Киноновелла, как мы ее понимаем, это, по существу, предвосхищенный рассказ будущего зрителя о захватившей его картине. Это представление материала в тех степенях и ритмах захваченности и взволнованности, как он должен "забирать" зрителя. Никаких оков оптического изложения фактов мы не признаем. Иногда нам чисто литературная расстановка слов в сценарии значит больше, чем дотошное протоколирование выражения лиц протоколистом. "В воздухе повисла мертвая тишина". Что в этом выражении общего с конкретной осязаемостью зрительного явления? Где крюк в том воздухе, на который надлежит повесить тишину? А между тем это - фраза, вернее, старания экранно воплотить эту фразу. Эта фраза из воспоминаний одного из участников восстания на "Потемкине" определила всю концепцию гнетущей мертвой паузы, когда на колыхаемый дыханием брезент, покрывающий осужденных к расстрелу, наведены дрожащие
винтовки тех, кому предстоит расстрелять своих братьев.

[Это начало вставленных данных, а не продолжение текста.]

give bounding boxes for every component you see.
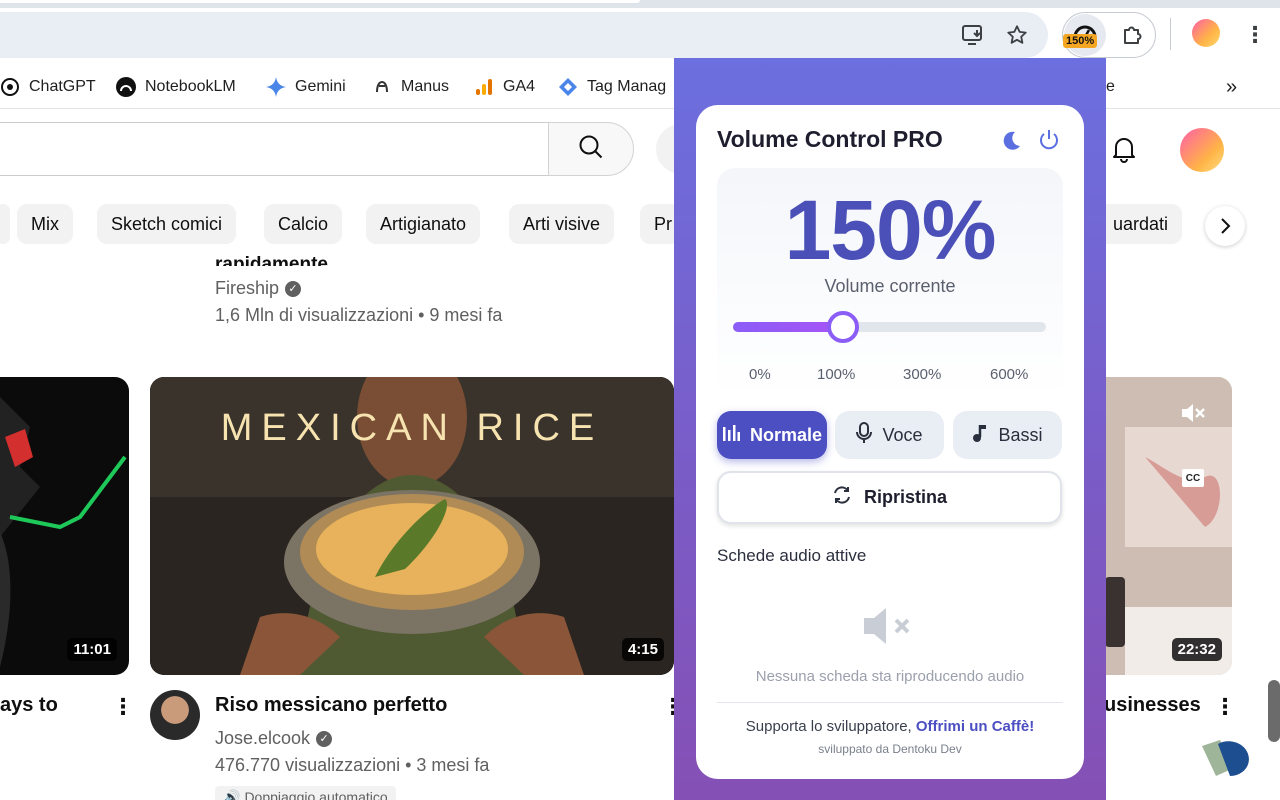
right-video-menu-icon[interactable]: ⋮ xyxy=(1214,696,1236,718)
right-video-duration: 22:32 xyxy=(1171,638,1222,661)
verified-check-icon: ✓ xyxy=(316,730,333,747)
popup-divider xyxy=(717,702,1063,703)
thumbnail-overlay-text: MEXICAN RICE xyxy=(220,407,604,449)
tick-100: 100% xyxy=(817,366,856,383)
mode-bassi-button[interactable]: Bassi xyxy=(953,411,1062,459)
browser-menu-icon[interactable]: ⋮ xyxy=(1240,20,1270,50)
youtube-search-input[interactable] xyxy=(0,122,549,176)
tick-600: 600% xyxy=(990,366,1029,383)
top-video-title[interactable]: rapidamente xyxy=(215,248,502,266)
bookmark-manus[interactable]: Manus xyxy=(372,73,449,101)
youtube-account-avatar[interactable] xyxy=(1180,128,1224,172)
bookmark-star-icon[interactable] xyxy=(1002,20,1032,50)
channel-avatar[interactable] xyxy=(150,690,200,740)
mode-voce-button[interactable]: Voce xyxy=(835,411,944,459)
chip-partial-left[interactable] xyxy=(0,204,10,244)
main-video-stats: 476.770 visualizzazioni • 3 mesi fa xyxy=(215,755,490,775)
bookmark-notebooklm[interactable]: NotebookLM xyxy=(116,73,236,101)
chip-mix[interactable]: Mix xyxy=(17,204,73,244)
ga4-icon xyxy=(474,77,494,97)
main-video-channel[interactable]: Jose.elcook xyxy=(215,728,310,749)
right-video-thumbnail[interactable]: CC 22:32 xyxy=(1085,377,1232,675)
volume-slider-thumb[interactable] xyxy=(826,311,859,343)
left-video-title[interactable]: ays to xyxy=(0,694,58,717)
notebooklm-icon xyxy=(116,77,136,97)
search-icon xyxy=(578,134,604,165)
main-video-channel-line: Jose.elcook ✓ xyxy=(215,728,333,749)
equalizer-icon xyxy=(722,424,740,447)
bookmark-chatgpt[interactable]: ChatGPT xyxy=(0,73,96,101)
closed-captions-icon[interactable]: CC xyxy=(1182,469,1204,487)
volume-value: 150% xyxy=(784,183,997,277)
puzzle-extensions-icon[interactable] xyxy=(1118,20,1148,50)
left-video-menu-icon[interactable]: ⋮ xyxy=(112,696,134,718)
mode-normale-button[interactable]: Normale xyxy=(717,411,827,459)
chip-artigianato[interactable]: Artigianato xyxy=(366,204,481,244)
top-video-stats: 1,6 Mln di visualizzazioni • 9 mesi fa xyxy=(215,305,503,325)
microphone-icon xyxy=(856,421,873,449)
extension-badge: 150% xyxy=(1063,34,1098,48)
chip-sketch-comici[interactable]: Sketch comici xyxy=(97,204,237,244)
tab-strip xyxy=(0,0,1280,8)
chip-arti-visive[interactable]: Arti visive xyxy=(509,204,615,244)
tick-0: 0% xyxy=(749,366,771,383)
chip-calcio[interactable]: Calcio xyxy=(264,204,343,244)
buy-coffee-link[interactable]: Offrimi un Caffè! xyxy=(916,718,1034,735)
bookmark-tag-manager[interactable]: Tag Manag xyxy=(558,73,666,101)
manus-icon xyxy=(372,77,392,97)
floating-app-icon[interactable] xyxy=(1200,736,1256,780)
main-video-duration: 4:15 xyxy=(621,638,664,661)
tag-manager-icon xyxy=(558,77,578,97)
support-line: Supporta lo sviluppatore, Offrimi un Caf… xyxy=(745,718,1035,735)
left-video-duration: 11:01 xyxy=(67,638,117,661)
profile-avatar[interactable] xyxy=(1192,19,1220,47)
active-tabs-heading: Schede audio attive xyxy=(717,546,867,565)
dubbing-icon: 🔊 xyxy=(223,788,241,800)
popup-title: Volume Control PRO xyxy=(717,126,943,152)
main-video-thumbnail[interactable]: MEXICAN RICE 4:15 xyxy=(150,377,674,675)
top-video-channel-line: Fireship ✓ xyxy=(215,278,502,299)
refresh-icon xyxy=(832,485,852,510)
youtube-search-button[interactable] xyxy=(548,122,634,176)
volume-slider[interactable] xyxy=(733,311,1046,343)
chatgpt-icon xyxy=(0,77,20,97)
bookmark-gemini[interactable]: Gemini xyxy=(266,73,346,101)
verified-check-icon: ✓ xyxy=(285,280,302,297)
right-video-title[interactable]: usinesses xyxy=(1104,694,1201,717)
mute-icon[interactable] xyxy=(1180,401,1206,430)
tick-300: 300% xyxy=(903,366,942,383)
address-bar[interactable] xyxy=(0,12,1048,58)
bookmarks-more-button[interactable]: » xyxy=(1226,73,1237,101)
notifications-bell-icon[interactable] xyxy=(1105,130,1143,168)
page-scrollbar[interactable] xyxy=(1268,680,1280,742)
left-video-thumbnail[interactable]: 11:01 xyxy=(0,377,129,675)
install-app-icon[interactable] xyxy=(958,20,988,50)
power-icon[interactable] xyxy=(1037,128,1061,152)
bookmark-ga4[interactable]: GA4 xyxy=(474,73,535,101)
developer-credit: sviluppato da Dentoku Dev xyxy=(818,742,962,756)
main-video-title[interactable]: Riso messicano perfetto xyxy=(215,694,447,717)
toolbar-separator xyxy=(1170,18,1171,50)
speaker-muted-icon xyxy=(862,604,914,648)
gemini-icon xyxy=(266,77,286,97)
volume-caption: Volume corrente xyxy=(824,276,956,296)
chevron-right-icon[interactable] xyxy=(1205,206,1245,246)
music-note-icon xyxy=(972,423,988,448)
dark-mode-moon-icon[interactable] xyxy=(1000,130,1024,154)
empty-state-text: Nessuna scheda sta riproducendo audio xyxy=(755,668,1025,685)
bookmark-partial[interactable]: e xyxy=(1106,73,1115,101)
top-video-meta: rapidamente Fireship ✓ 1,6 Mln di visual… xyxy=(215,248,502,326)
auto-dubbing-badge: 🔊 Doppiaggio automatico xyxy=(215,786,396,800)
reset-button[interactable]: Ripristina xyxy=(717,471,1062,524)
top-video-channel[interactable]: Fireship xyxy=(215,278,279,299)
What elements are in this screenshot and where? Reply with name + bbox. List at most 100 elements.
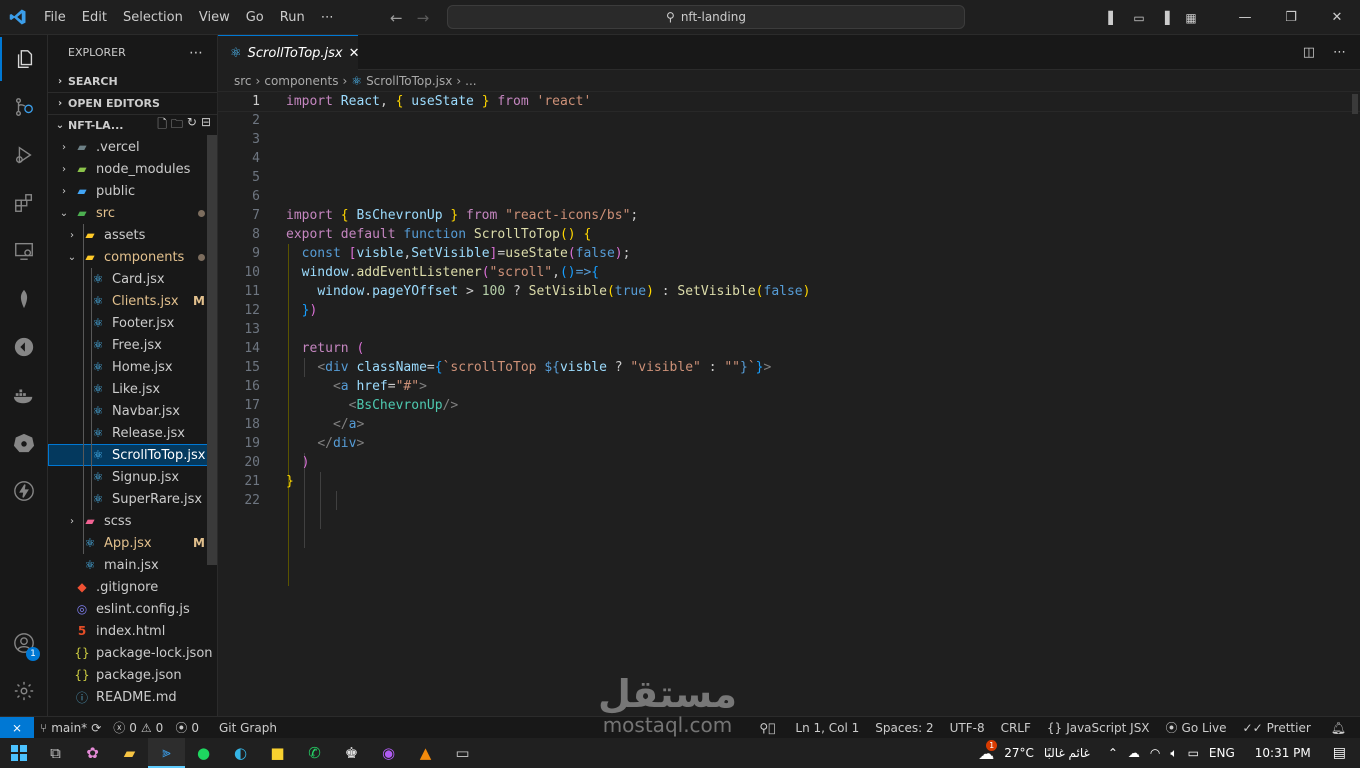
restore-icon[interactable]: ❐ [1268, 10, 1314, 25]
remote-indicator-icon[interactable]: ⨯ [0, 716, 34, 739]
sticky-notes-icon[interactable]: ■ [259, 738, 296, 768]
code-line[interactable]: 19 </div> [218, 434, 1360, 453]
file-tree-item[interactable]: ⚛ Signup.jsx [48, 466, 217, 488]
project-root-section[interactable]: ⌄ NFT-LA... 🗋 🗀 ↻ ⊟ [48, 114, 217, 136]
code-line[interactable]: 1 import React, { useState } from 'react' [217, 91, 1360, 112]
file-tree-item[interactable]: ⚛ SuperRare.jsx [48, 488, 217, 510]
file-tree-item[interactable]: ⚛ App.jsx M [48, 532, 217, 554]
menu-selection[interactable]: Selection [115, 0, 191, 35]
breadcrumb-file[interactable]: ScrollToTop.jsx [366, 74, 452, 88]
code-line[interactable]: 22 [218, 491, 1360, 510]
search-section[interactable]: › SEARCH [48, 70, 217, 92]
volume-icon[interactable]: 🔈︎ [1170, 746, 1177, 761]
notifications-bell-icon[interactable]: 🔔︎ [1317, 721, 1360, 735]
task-view-icon[interactable]: ⧉ [37, 738, 74, 768]
kubernetes-icon[interactable] [0, 421, 48, 465]
code-line[interactable]: 4 [218, 149, 1360, 168]
weather-text[interactable]: غائم غالبًا [1044, 746, 1090, 760]
code-line[interactable]: 20 ) [218, 453, 1360, 472]
remote-explorer-icon[interactable] [0, 229, 48, 273]
temperature[interactable]: 27°C [1004, 746, 1034, 760]
mongodb-icon[interactable] [0, 277, 48, 321]
file-tree-item[interactable]: ⚛ ScrollToTop.jsx [48, 444, 217, 466]
settings-gear-icon[interactable] [0, 669, 48, 713]
more-actions-icon[interactable]: ⋯ [189, 45, 203, 61]
clock[interactable]: 10:31 PM [1255, 746, 1311, 760]
code-line[interactable]: 9 const [visble,SetVisible]=useState(fal… [218, 244, 1360, 263]
copilot-icon[interactable]: ✿ [74, 738, 111, 768]
file-tree-item[interactable]: ⚛ Footer.jsx [48, 312, 217, 334]
problems-indicator[interactable]: ⓧ 0 ⚠ 0 [107, 719, 169, 736]
new-folder-icon[interactable]: 🗀 [171, 115, 183, 136]
code-line[interactable]: 6 [218, 187, 1360, 206]
open-editors-section[interactable]: › OPEN EDITORS [48, 92, 217, 114]
terminal-icon[interactable]: ▭ [444, 738, 481, 768]
menu-view[interactable]: View [191, 0, 238, 35]
accounts-icon[interactable]: 1 [0, 621, 48, 665]
menu-run[interactable]: Run [272, 0, 313, 35]
toggle-panel-icon[interactable]: ▭ [1126, 11, 1152, 25]
close-tab-icon[interactable]: ✕ [349, 46, 360, 61]
file-tree-item[interactable]: ⌄ ▰ components [48, 246, 217, 268]
file-tree-item[interactable]: {} package-lock.json [48, 642, 217, 664]
vscode-taskbar-icon[interactable]: ⫸ [148, 738, 185, 768]
git-graph-button[interactable]: Git Graph [213, 721, 283, 735]
tab-scrolltotop[interactable]: ⚛ ScrollToTop.jsx ✕ [218, 35, 360, 70]
app-icon[interactable]: ♚ [333, 738, 370, 768]
file-tree-item[interactable]: ⚛ main.jsx [48, 554, 217, 576]
forward-arrow-icon[interactable]: → [417, 9, 430, 27]
code-line[interactable]: 7 import { BsChevronUp } from "react-icon… [218, 206, 1360, 225]
code-line[interactable]: 15 <div className={`scrollToTop ${visble… [218, 358, 1360, 377]
code-line[interactable]: 5 [218, 168, 1360, 187]
battery-icon[interactable]: ▭ [1188, 746, 1199, 760]
new-file-icon[interactable]: 🗋 [157, 115, 167, 136]
file-tree-item[interactable]: ⚛ Home.jsx [48, 356, 217, 378]
code-line[interactable]: 12 }) [218, 301, 1360, 320]
explorer-icon[interactable] [0, 37, 48, 81]
code-line[interactable]: 3 [218, 130, 1360, 149]
file-tree-item[interactable]: ⚛ Card.jsx [48, 268, 217, 290]
breadcrumb-components[interactable]: components [264, 74, 338, 88]
minimize-icon[interactable]: — [1222, 10, 1268, 25]
back-arrow-icon[interactable]: ← [390, 9, 403, 27]
language-mode[interactable]: {} JavaScript JSX [1037, 721, 1156, 735]
file-tree-item[interactable]: › ▰ assets [48, 224, 217, 246]
toggle-primary-sidebar-icon[interactable]: ▌ [1100, 11, 1126, 25]
code-line[interactable]: 10 window.addEventListener("scroll",()=>… [218, 263, 1360, 282]
file-explorer-icon[interactable]: ▰ [111, 738, 148, 768]
menu-more[interactable]: ⋯ [313, 0, 342, 35]
file-tree-item[interactable]: › ▰ scss [48, 510, 217, 532]
edge-icon[interactable]: ◐ [222, 738, 259, 768]
code-line[interactable]: 14 return ( [218, 339, 1360, 358]
file-tree-item[interactable]: › ▰ .vercel [48, 136, 217, 158]
file-tree-item[interactable]: ⚛ Navbar.jsx [48, 400, 217, 422]
menu-file[interactable]: File [36, 0, 74, 35]
file-tree-item[interactable]: › ▰ node_modules [48, 158, 217, 180]
indentation[interactable]: Spaces: 2 [865, 721, 939, 735]
file-tree-item[interactable]: ⚛ Clients.jsx M [48, 290, 217, 312]
command-center-search[interactable]: ⚲ nft-landing [447, 5, 965, 29]
line-ending[interactable]: CRLF [991, 721, 1037, 735]
file-tree-item[interactable]: 5 index.html [48, 620, 217, 642]
file-tree-item[interactable]: ⌄ ▰ src [48, 202, 217, 224]
thunder-client-icon[interactable] [0, 469, 48, 513]
podcasts-icon[interactable]: ◉ [370, 738, 407, 768]
code-line[interactable]: 21} [218, 472, 1360, 491]
collapse-all-icon[interactable]: ⊟ [201, 115, 211, 136]
language-indicator[interactable]: ENG [1209, 746, 1235, 760]
source-control-icon[interactable] [0, 85, 48, 129]
refresh-icon[interactable]: ↻ [187, 115, 197, 136]
weather-cloud-icon[interactable]: ☁ 1 [978, 739, 998, 763]
spotify-icon[interactable]: ● [185, 738, 222, 768]
file-tree-item[interactable]: ◎ eslint.config.js [48, 598, 217, 620]
cursor-position[interactable]: Ln 1, Col 1 [789, 721, 865, 735]
code-line[interactable]: 18 </a> [218, 415, 1360, 434]
code-line[interactable]: 8 export default function ScrollToTop() { [218, 225, 1360, 244]
code-editor[interactable]: 1 import React, { useState } from 'react'… [217, 91, 1360, 586]
tree-icon[interactable]: ⚲⃝ [753, 721, 789, 735]
wifi-icon[interactable]: ◠ [1150, 746, 1160, 760]
file-tree-item[interactable]: ⚛ Release.jsx [48, 422, 217, 444]
editor-more-icon[interactable]: ⋯ [1333, 45, 1346, 60]
code-line[interactable]: 13 [218, 320, 1360, 339]
breadcrumb-symbol[interactable]: ... [465, 74, 476, 88]
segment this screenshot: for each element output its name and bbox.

Сценарий ставит эмоциональные требования. Его зрительное разрешение дает режиссер.
И сценарист вправе ставить его своим языком. Ибо, чем полнее будет выражено его намерение, тем более совершенным будет словесное обозначение. И, стало быть, тем специфичнее литературно. И это будет материал для подлинного режиссерского разрешения. "Захват" и для него. И стимул к творческому подъему на ту же высоту экспрессии средствами своей области, сферы, специальности. Ибо важно договориться о той степени гнета или порыва, которую должны охватить. И в этом порыве все дело.
И пусть сценарист и режиссер на своих языках излагают его.
У сценариста: "Мертвая тишина".
У режиссера: Неподвижные крупные планы. Тихое мрачное качание носа броненосца. Вздрагивание Андреевского флага. Может быть, прыжок дельфина. И низкий полет чаек.
А у зрителя та же эмоциональная спазма в горле, то же волнение, подкатывающее к горлу, которые охватывали автора воспоминаний за письменным и автора фильма за монтажным столом или под палящим солнцем на съемке.
Вот почему мы против обычной формы номерного протокольного сценария ("Дребуха"), и почему за форму киноновеллы.
1929 год.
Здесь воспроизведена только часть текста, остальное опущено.